Manpower Inc. Reports 3rd Quarter 2009 Results
MILWAUKEE, WI, USA, October 21, 2009 – Manpower Inc. (NYSE: MAN) today reported that earnings per diluted share for the three months ended September 30, 2009 were a loss of 64 cents compared to a loss of 55 cents in the prior year period. Revenues for the third quarter were $4.2 billion, a decrease of 26 percent from the year earlier period, or a decrease of 22 percent in constant currency.
Third quarter 2009 results include a loss on the sale of an equity investment and a goodwill impairment charge totaling $71.3 million ($66.3 million after tax) or 84 cents per diluted share. Also included in third quarter results is a $7.5 million ($4.6 million after tax) or 6 cents per diluted share charge related to the repayment of our revolver borrowings and the extinguishment of an interest rate swap agreement in October. Excluding these charges, third quarter net earnings would have been $20.5 million, or 26 cents per diluted share.

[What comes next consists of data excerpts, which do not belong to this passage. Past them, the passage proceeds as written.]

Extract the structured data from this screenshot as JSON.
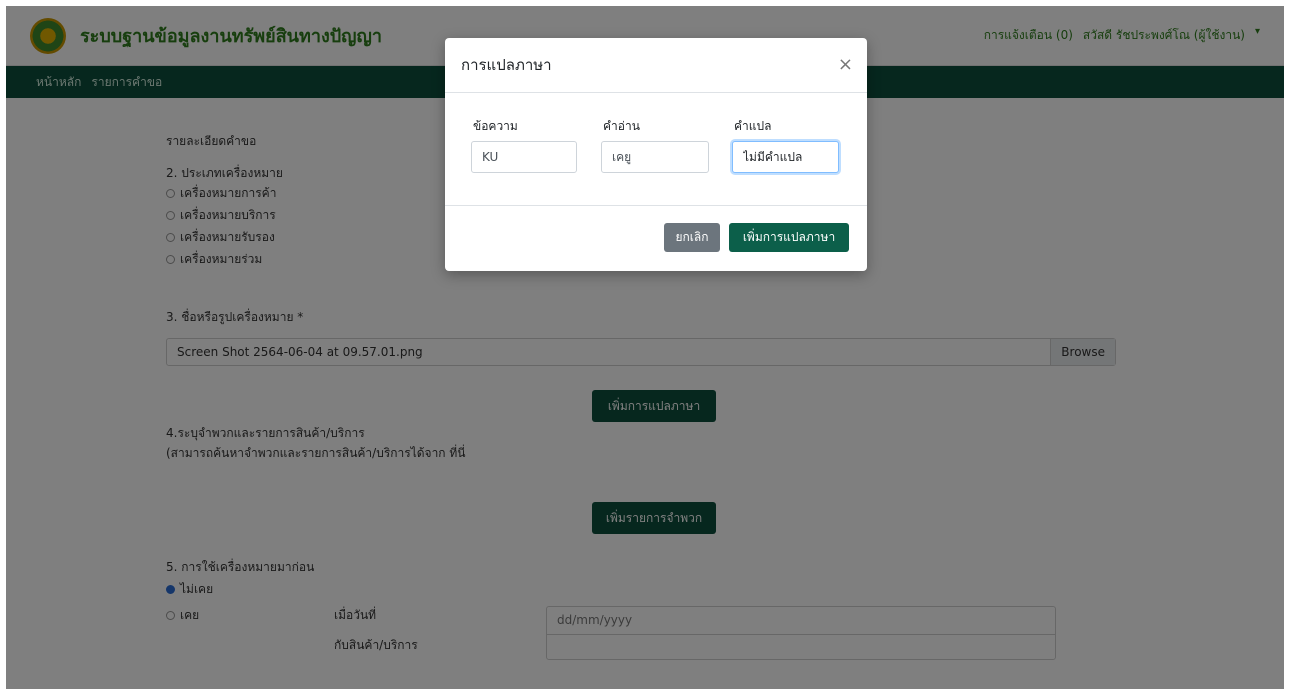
{
  "header": {
    "brand": "ระบบฐานข้อมูลงานทรัพย์สินทางปัญญา",
    "notifications": "การแจ้งเตือน (0)",
    "user": "สวัสดี รัชประพงศ์โณ (ผู้ใช้งาน)",
    "caret_icon": "caret-down-icon"
  },
  "nav": {
    "items": [
      "หน้าหลัก",
      "รายการคำขอ"
    ]
  },
  "form": {
    "section_detail": "รายละเอียดคำขอ",
    "section2_title": "2. ประเภทเครื่องหมาย",
    "mark_types": [
      "เครื่องหมายการค้า",
      "เครื่องหมายบริการ",
      "เครื่องหมายรับรอง",
      "เครื่องหมายร่วม"
    ],
    "section3_title": "3. ชื่อหรือรูปเครื่องหมาย *",
    "file_name": "Screen Shot 2564-06-04 at 09.57.01.png",
    "browse_label": "Browse",
    "add_translation_label": "เพิ่มการแปลภาษา",
    "section4_title": "4.ระบุจำพวกและรายการสินค้า/บริการ",
    "section4_hint": "(สามารถค้นหาจำพวกและรายการสินค้า/บริการได้จาก ที่นี่",
    "add_class_label": "เพิ่มรายการจำพวก",
    "section5_title": "5. การใช้เครื่องหมายมาก่อน",
    "used_options": [
      "ไม่เคย",
      "เคย"
    ],
    "date_label": "เมื่อวันที่",
    "goods_label": "กับสินค้า/บริการ",
    "date_placeholder": "dd/mm/yyyy"
  },
  "modal": {
    "title": "การแปลภาษา",
    "close_icon": "close-icon",
    "close_symbol": "×",
    "text_label": "ข้อความ",
    "text_value": "KU",
    "reading_label": "คำอ่าน",
    "reading_value": "เคยู",
    "translation_label": "คำแปล",
    "translation_value": "ไม่มีคำแปล",
    "cancel_label": "ยกเลิก",
    "add_label": "เพิ่มการแปลภาษา"
  }
}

Third quarter results were unfavorably impacted by 2 cents per diluted share as foreign currencies were relatively weaker compared to the third quarter of 2008.
Third quarter 2008 results include a goodwill and intangible asset impairment charge of $163.1 million ($154.6 million after tax) or $1.97 per diluted share.
Jeffrey A. Joerres, Manpower Inc. Chairman and Chief Executive Officer, said, “We continued to experience sluggish demand for our services as the labor markets throughout the world were hampered by lack of demand for companies’ products and services. All of our major operations contributed to our better than expected profitability as revenue across the board was marginally stronger, however, the uptick in revenue is muted at this time compared to previous recoveries.
“The increases that we have seen in our revenue over the last quarter indicate that our decisions to preserve our office network at its current level are appropriate. We will continue to monitor the environment and make modifications if we experience deterioration in the existing trends.
“While the current economic environment makes forecasting demand for our services difficult, we anticipate the fourth quarter of 2009 diluted earnings per share to be in the range of $.17 to $.27, which includes an estimated positive currency impact of 3 cents,” Joerres stated.
Earnings per diluted share for the nine months ended September 30, 2009 were a loss of 37 cents compared to earnings of $1.75 per diluted share in 2008. Net earnings were a loss of $28.8 million compared to net earnings of $139.7 million in the prior year. Revenues for the nine-month period were $11.6 billion, a decrease of 31 percent from the prior year or 23 percent in constant currency. Foreign currency exchange rates had an unfavorable impact of 5 cents for the nine-month period.
Earnings per diluted share for the nine month period in 2009 include the loss on the sale of the equity investment and goodwill impairment charge totaling 84 cents, the charge of 6 cents related to the repayment of our revolver borrowings and extinguishment of an interest rate swap, and the first and second quarter reorganization charges totaling 17 cents. Earnings per diluted share for the nine month period in 2008 include the goodwill and intangible asset impairment charge of $1.93 (based on the weighted average shares for the nine-month period) and a net charge of 18 cents recorded in the second quarter related to an increase in our legal reserve and recoverable 2005 payroll taxes in France.
In conjunction with its third quarter earnings release, Manpower will broadcast its conference call live over the Internet on October 21, 2009 at 7:30 a.m. CDT (8:30 a.m. EDT). Interested parties are invited to listen to the webcast and view the presentation by logging on to http://investor.manpower.com.
Supplemental financial information referenced in the conference call can be found at http://investor.manpower.com.
About Manpower Inc.
Manpower Inc. (NYSE: MAN) is a world leader in the employment services industry; creating and delivering services that enable its clients to win in the changing world of work. 60 years old in 2009, the company offers employers a range of services for the entire employment and business cycle including permanent, temporary and contract recruitment; employee assessment and selection; training; outplacement; outsourcing and consulting. Manpower's worldwide network of 4,000 offices in 82 countries and territories enables the company to meet the needs of its 400,000 clients per year, including small and medium size enterprises in all industry sectors, as well as the world's largest multinational corporations. The focus of Manpower's work is on raising productivity through improved quality, efficiency and cost-reduction across their total workforce, enabling clients to concentrate on their core business activities. Manpower Inc. operates under five brands: Manpower, Manpower Professional, Elan, Jefferson Wells and Right Management. More information on Manpower Inc. is available at www.manpower.com.
Forward-Looking Statements
This news release contains statements, including earnings projections, that are forward-looking in nature and, accordingly, are subject to risks and uncertainties regarding the Company’s expected future results. The Company’s actual results may differ materially from those described or contemplated in the forward-looking statements. Factors that may cause the Company’s actual results to differ materially from those contained in the forward-looking statements can be found in the Company’s reports filed with the SEC, including the information under the heading ‘Risk Factors’ in its Annual Report on Form 10-K for the year ended December 31, 2008, which information is incorporated herein by reference.